Homo sapiens in Europe used bow-and-arrow 54,000 years ago: study
A recent study shows that archery has been practiced in Europe for more than 40,000 years.
Modern people used bows and arrows for the first time in Europe some 54,000 years ago, much earlier than previously thought, according to evidence found in a cave in southern France.
According to a study published on Wednesday in the journal Science Advances, archery has been practiced in Europe for more than 40,000 years.
There is evidence for the use of bows and arrows in Africa going back to 70,000 years. The discovery of bows and arrows in Northern European peat bogs, particularly Stellmoor in Germany, going back 10,000 to 12,000 years, provided the earliest known evidence of archery in Europe.
The new study was conducted at the Mandrin rock shelter in southern France, which has a view of the Rhone River's middle valley.
Archaeological remains from the Grotte Mandrin site, which was originally excavated in 1990, are found there in layers that span more than 80,000 years.
The latest study's authors have previously shown that Neanderthals and Homo sapiens alternated in living in the Mandrin cave.

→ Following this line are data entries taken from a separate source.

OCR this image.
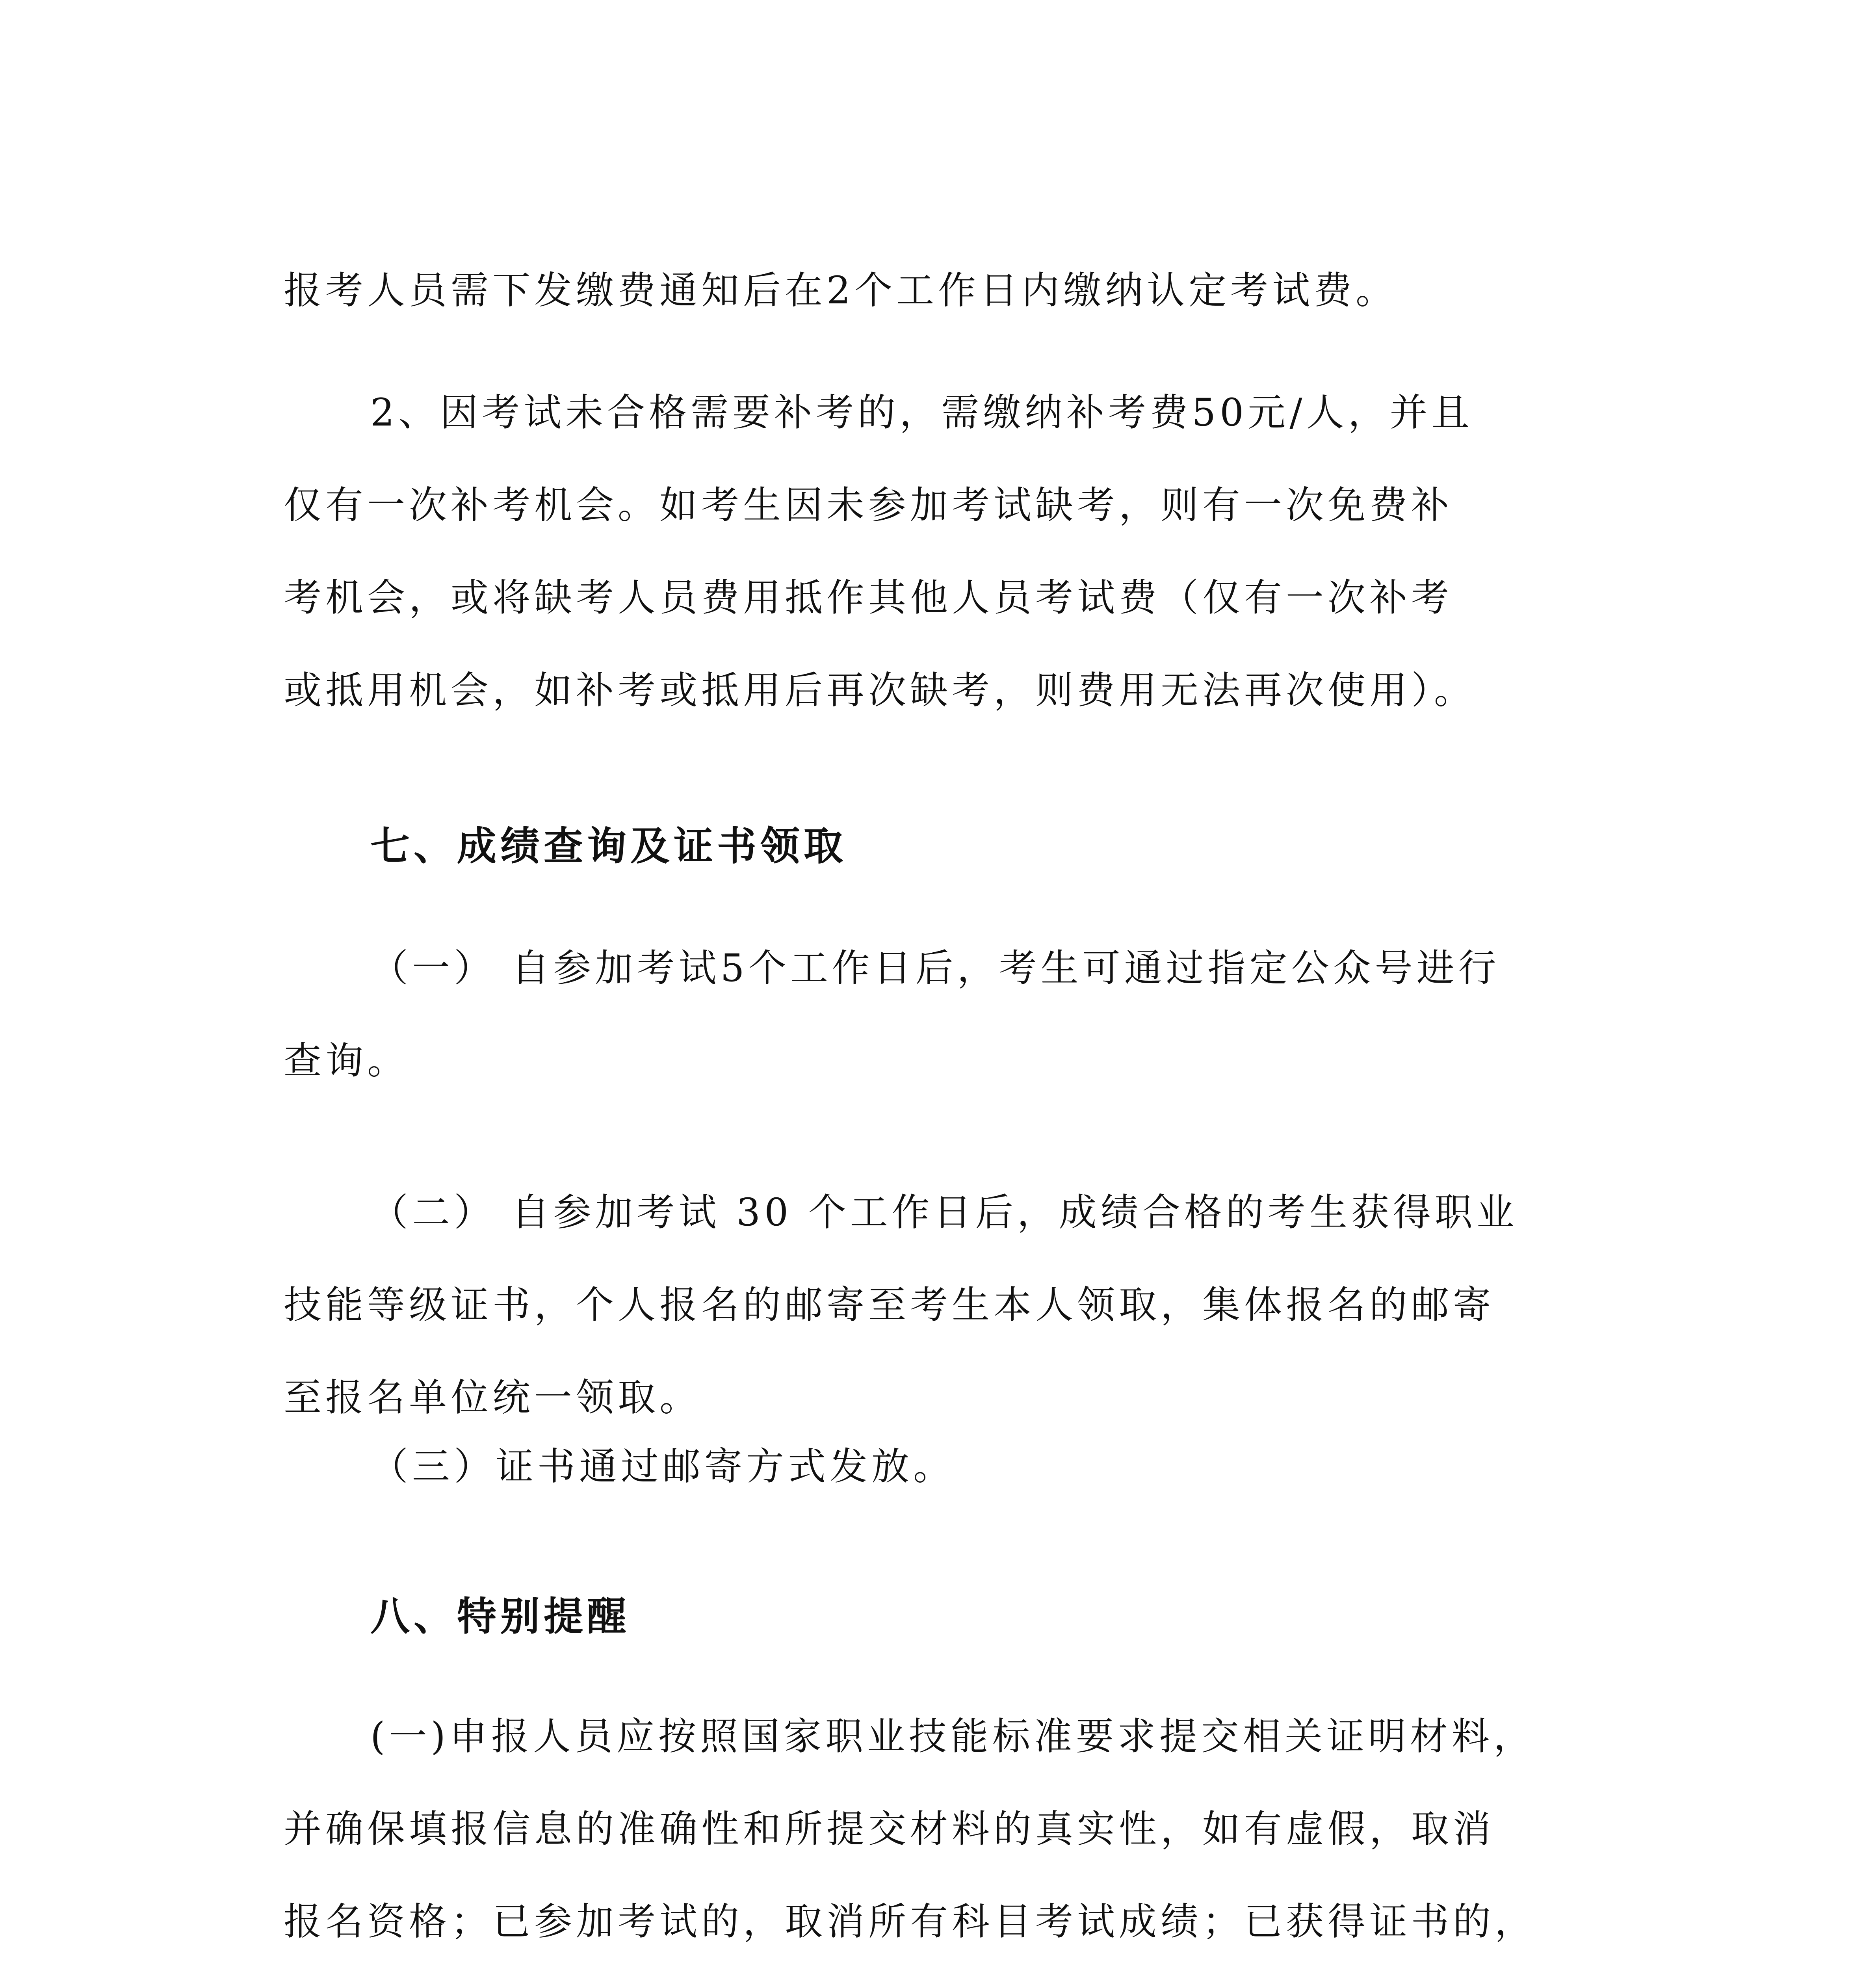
报考人员需下发缴费通知后在2个工作日内缴纳认定考试费。

2、因考试未合格需要补考的，需缴纳补考费50元/人，并且

仅有一次补考机会。如考生因未参加考试缺考，则有一次免费补

考机会，或将缺考人员费用抵作其他人员考试费（仅有一次补考

或抵用机会，如补考或抵用后再次缺考，则费用无法再次使用）。

七、成绩查询及证书领取

（一） 自参加考试5个工作日后，考生可通过指定公众号进行

查询。

（二） 自参加考试 30 个工作日后，成绩合格的考生获得职业

技能等级证书，个人报名的邮寄至考生本人领取，集体报名的邮寄

至报名单位统一领取。

（三）证书通过邮寄方式发放。

八、特别提醒

(一)申报人员应按照国家职业技能标准要求提交相关证明材料，

并确保填报信息的准确性和所提交材料的真实性，如有虚假，取消

报名资格；已参加考试的，取消所有科目考试成绩；已获得证书的，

One archaeological level, known as the "Layer E", represents an early incursion of Homo sapiens into Neanderthal territory, some 54,000 years ago.
The Layer E flint artifacts underwent a functional investigation by the researchers.
Tiny flint points were the key since other elements of archery technology such as fibers, leather, fiber, sinew, and resins are perishable and rarely preserved in European Paleolithic sites.
In their study, the scientists made replicas of the tiny flint points discovered in the cave, some of which are no larger than a US dime, and shot the imitation arrowheads at dead animals.
"We couldn't throw them at the animals any other way than with a bow because they were too tiny and too light to be efficient," said Laure Metz of Aix Marseille University, a co-author of the study along with Ludovic Slimak of the University of Toulouse.
"We had to use this kind of propulsion," Metz told AFP. "The only way that it was working was with a bow."
The researchers said that the flint tips' fractures and the scars on the items discovered in the cave provided irrefutable evidence that they had been used as arrowheads.
"Fractures for a lot of them, not all, were fractures of impact," Metz said. "And they are coming at the end of the point."
The Neanderthals and the Homo sapiens that lived in the cave are likely to have interacted at some point, according to Metz; however, "we don't know the nature of the meeting, whether it was amicably or not," she said.
But, she added, the Neanderthals who lived at the Mandrin site continued to use conventional weapons like thrust or hand-thrown spears and did not create any mechanically driven weaponry.
"The traditions and technologies mastered by these two populations were thus profoundly distinct, illustrating a remarkable objective technological advantage to modern populations during their expansion into the European continent," the researchers said.
According to Metz, the inhabitants of the cave would have typically hunted horses, bison, and deer, as evidenced by the discovery of animal bones inside.